The fun talks were more on the geeky side, like how to build a device to monitor the environment. It would be fun tostick a box on my parent’s dock to monitor Cayuga Lake’s water temperature, or better yet to make a small radio telescope and record the data.

In-between the very geeky things was a lot of rather boring stuff, so boring that I wonder what my role is in the programming world. Sure I can build large web-database applications that meet the needs of international health care research.

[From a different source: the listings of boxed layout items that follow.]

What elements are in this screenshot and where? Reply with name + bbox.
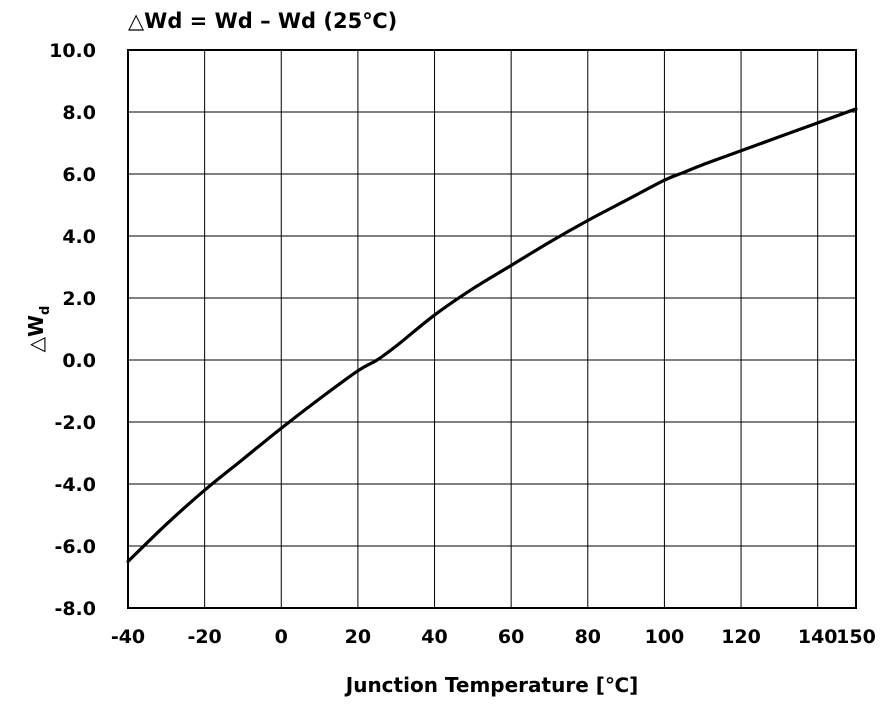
x-tick-label--20: -20 bbox=[187, 626, 221, 648]
y-tick-label-4.0: 4.0 bbox=[62, 226, 96, 248]
x-tick-label-20: 20 bbox=[345, 626, 371, 648]
y-tick-label-6.0: 6.0 bbox=[62, 164, 96, 186]
y-axis-tick-labels: -8.0 -6.0 -4.0 -2.0 0.0 2.0 4.0 6.0 8.0 10.0 bbox=[49, 40, 96, 620]
grid bbox=[127, 49, 857, 609]
series-line-0 bbox=[126, 107, 858, 564]
x-tick-label-0: 0 bbox=[275, 626, 288, 648]
x-tick-label-60: 60 bbox=[498, 626, 524, 648]
y-tick-label-10.0: 10.0 bbox=[49, 40, 96, 62]
y-tick-label-0.0: 0.0 bbox=[62, 350, 96, 372]
y-axis-label-main: △W bbox=[24, 315, 48, 352]
x-tick-label-40: 40 bbox=[421, 626, 447, 648]
y-tick-label--8.0: -8.0 bbox=[54, 598, 96, 620]
x-axis-label: Junction Temperature [℃] bbox=[344, 673, 638, 697]
x-tick-label--40: -40 bbox=[111, 626, 145, 648]
y-tick-label--2.0: -2.0 bbox=[54, 412, 96, 434]
chart-title: △Wd = Wd – Wd (25℃) bbox=[128, 9, 397, 33]
x-tick-label-140: 140 bbox=[798, 626, 838, 648]
x-tick-label-100: 100 bbox=[645, 626, 685, 648]
y-tick-label--6.0: -6.0 bbox=[54, 536, 96, 558]
y-tick-label-2.0: 2.0 bbox=[62, 288, 96, 310]
x-tick-label-120: 120 bbox=[721, 626, 761, 648]
y-axis-label: △Wd bbox=[24, 306, 53, 353]
x-tick-label-80: 80 bbox=[575, 626, 601, 648]
y-axis-label-subscript: d bbox=[38, 306, 53, 315]
plot-area-border bbox=[127, 49, 857, 609]
series-layer bbox=[126, 107, 858, 564]
y-tick-label-8.0: 8.0 bbox=[62, 102, 96, 124]
svg-text:△Wd: △Wd bbox=[24, 306, 53, 353]
y-tick-label--4.0: -4.0 bbox=[54, 474, 96, 496]
x-tick-label-150: 150 bbox=[836, 626, 876, 648]
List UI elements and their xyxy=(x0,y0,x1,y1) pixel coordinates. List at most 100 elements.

Sure I can add little widgets to display pretty charts. Is this what I want to do? It was often more fun reading the ModRef magazine I brought. It does not help that a lot of people in the programming community think an open bar is the most exciting part of a convention. I really do not want to smell the partially digested alcohol on your breath. It is not pleasant.

Remote Work

Remind me again why I normally sit in front of a computer in Maryland…

Mug

I got my one year employment mug today. It is a nice dark cobalt color with my name and start date on it. I hear at five years you get a cupcake. I think I got the better deal. Too bad there is plenty of free coffee and tea in the break rooms but no free hot chocolate.

Inching toward the edge

It is not a good sign when one of the people supposedly on your development team asks a critical question like “so how do I install the code?” only 2 weeks before the demo.

Time is Time

I just did a quick calculation. Even though we moved further from my office, I am saving about 20 minutes per week in transit time from being on a better bus route. That amounts to 80 hours saved each year. I cannot complain!